2. Same school. The Girl has been to a new school for every single grade. Every fall I have to figure out new lunch and absentee policies and find the office where I have to drop off the forms. Every year we all have to make new friends, and I have to introduce myself a hundred times to the Other Moms. This year? I even know their school bus number! (38, whoop!)

3. No NGSTSD. "New grocery store traumatic stress disorder" that is. I hate trying a new grocery store. Even if it's just a different location of the same chain. I need to know where everything is because I write my grocery list grouped by category and location and if I don't know if the health food aisle comes before or after the snack food aisle, I won't know in which order to put organic sour cream, onion soup mix, and Old Dutch Ripple Chips.

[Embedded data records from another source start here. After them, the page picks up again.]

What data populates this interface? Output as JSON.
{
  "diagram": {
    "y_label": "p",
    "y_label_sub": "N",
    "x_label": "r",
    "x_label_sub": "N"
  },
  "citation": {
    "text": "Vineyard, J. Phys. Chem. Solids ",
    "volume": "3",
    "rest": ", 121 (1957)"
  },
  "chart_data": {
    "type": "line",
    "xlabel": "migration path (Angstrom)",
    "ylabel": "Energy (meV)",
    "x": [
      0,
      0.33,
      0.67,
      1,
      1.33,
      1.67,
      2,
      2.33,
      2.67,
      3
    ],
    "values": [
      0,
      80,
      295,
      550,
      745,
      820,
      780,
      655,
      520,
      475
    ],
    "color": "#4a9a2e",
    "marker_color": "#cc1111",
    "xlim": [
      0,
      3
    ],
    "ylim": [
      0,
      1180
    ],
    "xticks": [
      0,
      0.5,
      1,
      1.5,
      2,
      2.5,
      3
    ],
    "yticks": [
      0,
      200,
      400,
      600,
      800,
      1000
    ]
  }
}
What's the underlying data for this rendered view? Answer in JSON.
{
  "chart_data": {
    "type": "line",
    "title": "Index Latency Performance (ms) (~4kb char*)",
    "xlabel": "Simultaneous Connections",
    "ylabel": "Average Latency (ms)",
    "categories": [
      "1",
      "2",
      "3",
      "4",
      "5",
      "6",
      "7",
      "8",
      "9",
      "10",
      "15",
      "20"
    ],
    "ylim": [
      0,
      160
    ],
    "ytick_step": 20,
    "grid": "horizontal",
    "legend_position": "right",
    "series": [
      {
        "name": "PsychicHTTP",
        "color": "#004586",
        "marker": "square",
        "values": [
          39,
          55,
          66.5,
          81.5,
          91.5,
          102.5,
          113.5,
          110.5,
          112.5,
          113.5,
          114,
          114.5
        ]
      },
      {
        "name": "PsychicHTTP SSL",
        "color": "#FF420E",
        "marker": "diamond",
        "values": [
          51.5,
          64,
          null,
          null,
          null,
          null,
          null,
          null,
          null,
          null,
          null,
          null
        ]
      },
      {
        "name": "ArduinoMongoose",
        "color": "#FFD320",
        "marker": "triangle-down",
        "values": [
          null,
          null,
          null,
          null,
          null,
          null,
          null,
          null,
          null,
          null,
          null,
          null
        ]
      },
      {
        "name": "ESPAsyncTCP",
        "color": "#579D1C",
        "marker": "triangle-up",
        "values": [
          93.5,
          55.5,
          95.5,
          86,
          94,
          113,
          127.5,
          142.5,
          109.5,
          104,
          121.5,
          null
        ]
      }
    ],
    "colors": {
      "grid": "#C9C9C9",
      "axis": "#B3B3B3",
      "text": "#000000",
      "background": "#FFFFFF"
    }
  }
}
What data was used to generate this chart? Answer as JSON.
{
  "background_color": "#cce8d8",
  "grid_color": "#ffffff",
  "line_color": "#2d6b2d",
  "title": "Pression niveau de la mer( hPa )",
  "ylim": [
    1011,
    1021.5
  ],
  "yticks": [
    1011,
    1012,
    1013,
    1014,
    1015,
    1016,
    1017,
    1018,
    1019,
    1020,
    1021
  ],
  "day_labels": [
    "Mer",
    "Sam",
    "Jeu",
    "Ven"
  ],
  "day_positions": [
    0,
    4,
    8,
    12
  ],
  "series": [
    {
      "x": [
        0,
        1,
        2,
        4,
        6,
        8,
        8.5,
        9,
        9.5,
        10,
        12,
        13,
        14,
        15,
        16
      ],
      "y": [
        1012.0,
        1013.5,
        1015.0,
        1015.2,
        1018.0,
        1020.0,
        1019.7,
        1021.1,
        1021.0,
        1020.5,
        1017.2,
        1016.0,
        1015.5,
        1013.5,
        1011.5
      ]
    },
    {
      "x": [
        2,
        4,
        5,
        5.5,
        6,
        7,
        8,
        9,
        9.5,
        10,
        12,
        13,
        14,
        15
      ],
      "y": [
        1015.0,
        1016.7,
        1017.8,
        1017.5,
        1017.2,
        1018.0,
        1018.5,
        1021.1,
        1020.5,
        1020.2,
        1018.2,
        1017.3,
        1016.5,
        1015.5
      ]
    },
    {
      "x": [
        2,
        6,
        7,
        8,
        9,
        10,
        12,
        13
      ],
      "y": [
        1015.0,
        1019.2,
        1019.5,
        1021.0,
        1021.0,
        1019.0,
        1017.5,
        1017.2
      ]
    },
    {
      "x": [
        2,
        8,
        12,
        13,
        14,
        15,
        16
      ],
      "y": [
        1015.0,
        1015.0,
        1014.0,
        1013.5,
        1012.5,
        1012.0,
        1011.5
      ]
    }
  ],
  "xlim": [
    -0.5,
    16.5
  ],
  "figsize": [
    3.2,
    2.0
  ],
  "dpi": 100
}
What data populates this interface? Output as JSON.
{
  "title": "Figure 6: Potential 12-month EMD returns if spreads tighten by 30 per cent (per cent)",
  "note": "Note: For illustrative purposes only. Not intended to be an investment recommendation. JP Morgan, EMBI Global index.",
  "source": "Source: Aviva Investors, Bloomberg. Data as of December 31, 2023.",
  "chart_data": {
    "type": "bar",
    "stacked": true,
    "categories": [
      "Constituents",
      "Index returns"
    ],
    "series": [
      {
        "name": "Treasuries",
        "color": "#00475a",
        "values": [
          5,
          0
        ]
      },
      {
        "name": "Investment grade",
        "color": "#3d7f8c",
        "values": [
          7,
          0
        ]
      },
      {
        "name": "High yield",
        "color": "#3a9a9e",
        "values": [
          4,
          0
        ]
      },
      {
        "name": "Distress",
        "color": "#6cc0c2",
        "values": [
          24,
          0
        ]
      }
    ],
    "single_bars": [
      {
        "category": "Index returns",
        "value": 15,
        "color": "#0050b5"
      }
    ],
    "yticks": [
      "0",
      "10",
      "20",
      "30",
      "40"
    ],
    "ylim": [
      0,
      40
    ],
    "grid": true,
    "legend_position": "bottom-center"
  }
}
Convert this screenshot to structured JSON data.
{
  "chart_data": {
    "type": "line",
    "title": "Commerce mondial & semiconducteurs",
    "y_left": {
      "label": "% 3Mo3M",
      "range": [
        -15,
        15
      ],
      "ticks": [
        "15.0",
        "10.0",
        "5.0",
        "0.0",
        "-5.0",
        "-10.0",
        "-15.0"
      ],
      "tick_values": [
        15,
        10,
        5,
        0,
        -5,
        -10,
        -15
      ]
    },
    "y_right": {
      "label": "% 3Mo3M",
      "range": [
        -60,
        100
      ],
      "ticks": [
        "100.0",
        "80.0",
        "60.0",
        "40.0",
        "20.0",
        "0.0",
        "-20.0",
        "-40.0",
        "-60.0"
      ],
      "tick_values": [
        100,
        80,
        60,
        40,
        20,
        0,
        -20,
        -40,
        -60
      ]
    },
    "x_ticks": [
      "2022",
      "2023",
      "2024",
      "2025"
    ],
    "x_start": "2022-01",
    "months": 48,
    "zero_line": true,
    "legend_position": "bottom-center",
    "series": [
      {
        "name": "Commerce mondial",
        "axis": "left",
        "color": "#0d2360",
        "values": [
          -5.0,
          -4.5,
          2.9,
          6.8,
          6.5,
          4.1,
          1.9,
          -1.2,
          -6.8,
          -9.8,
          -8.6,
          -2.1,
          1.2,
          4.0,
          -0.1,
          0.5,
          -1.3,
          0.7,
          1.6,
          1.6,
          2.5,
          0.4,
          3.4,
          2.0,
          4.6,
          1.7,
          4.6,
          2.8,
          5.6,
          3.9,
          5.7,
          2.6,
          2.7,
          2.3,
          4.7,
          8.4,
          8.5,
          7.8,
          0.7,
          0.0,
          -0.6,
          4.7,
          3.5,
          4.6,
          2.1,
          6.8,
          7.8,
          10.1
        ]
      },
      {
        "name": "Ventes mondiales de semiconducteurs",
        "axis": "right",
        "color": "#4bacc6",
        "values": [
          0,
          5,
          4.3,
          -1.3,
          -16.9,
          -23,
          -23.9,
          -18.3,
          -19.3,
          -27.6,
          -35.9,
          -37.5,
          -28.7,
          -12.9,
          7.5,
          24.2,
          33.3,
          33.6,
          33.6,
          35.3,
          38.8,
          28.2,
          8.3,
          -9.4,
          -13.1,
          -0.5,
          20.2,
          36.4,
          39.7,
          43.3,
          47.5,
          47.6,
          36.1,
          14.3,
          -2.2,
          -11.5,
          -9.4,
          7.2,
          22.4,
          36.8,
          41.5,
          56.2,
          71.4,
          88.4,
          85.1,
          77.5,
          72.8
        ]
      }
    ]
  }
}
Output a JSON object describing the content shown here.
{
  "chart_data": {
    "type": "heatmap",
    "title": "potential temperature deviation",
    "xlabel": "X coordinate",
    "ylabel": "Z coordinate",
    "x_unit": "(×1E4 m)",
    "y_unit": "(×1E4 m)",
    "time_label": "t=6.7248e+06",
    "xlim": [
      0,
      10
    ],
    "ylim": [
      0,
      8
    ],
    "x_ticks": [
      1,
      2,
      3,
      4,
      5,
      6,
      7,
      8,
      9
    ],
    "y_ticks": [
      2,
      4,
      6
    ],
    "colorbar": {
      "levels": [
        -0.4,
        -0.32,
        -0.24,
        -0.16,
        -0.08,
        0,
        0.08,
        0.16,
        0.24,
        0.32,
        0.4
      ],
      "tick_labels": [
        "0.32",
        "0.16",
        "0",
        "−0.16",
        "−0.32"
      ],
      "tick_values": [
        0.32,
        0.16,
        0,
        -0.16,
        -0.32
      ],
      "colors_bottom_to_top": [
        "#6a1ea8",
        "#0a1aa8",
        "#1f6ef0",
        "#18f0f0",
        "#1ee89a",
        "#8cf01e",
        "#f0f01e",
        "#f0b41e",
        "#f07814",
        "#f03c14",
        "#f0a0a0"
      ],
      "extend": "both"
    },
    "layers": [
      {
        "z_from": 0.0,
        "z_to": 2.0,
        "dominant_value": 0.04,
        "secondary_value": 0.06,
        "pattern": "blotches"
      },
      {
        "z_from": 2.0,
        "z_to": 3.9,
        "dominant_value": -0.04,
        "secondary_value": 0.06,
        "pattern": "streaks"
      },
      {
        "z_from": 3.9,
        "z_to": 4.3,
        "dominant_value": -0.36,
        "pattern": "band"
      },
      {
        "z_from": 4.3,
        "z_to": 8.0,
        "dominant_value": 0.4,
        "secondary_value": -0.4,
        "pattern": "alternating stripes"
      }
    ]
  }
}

4. Blissful ignorance about dust bunnies. Oh, you can think your house is clean. You can even do spring cleaning or clear out in anticipation of a garage sale. But until you actually pick up and remove every sweater, every book, every piece of lego, every dish, and every piece of very-heavy-because-we-can-only-afford-MDF furniture, you don't realize how much crud is in your house. Most houses (even the most well-kept) have at least 40 garbage bags of crap in them. And, every summer before this one, I've had to fill every one of them. Not this year!

5. My oven can remain crusty. And, the real reason why I don't want to move. I hate cleaning ovens with my whole heart. And the only time I do it is for the annual move. No Easy-Off for this girl in 2009, hooray!

1 comments:

Margaret July 24, 2009 at 10:24 PM  

I hear ya - I hate cleaning in the inside of my oven, the sides of my oven AND behind my oven. Does that mean when it's time, we sell the house?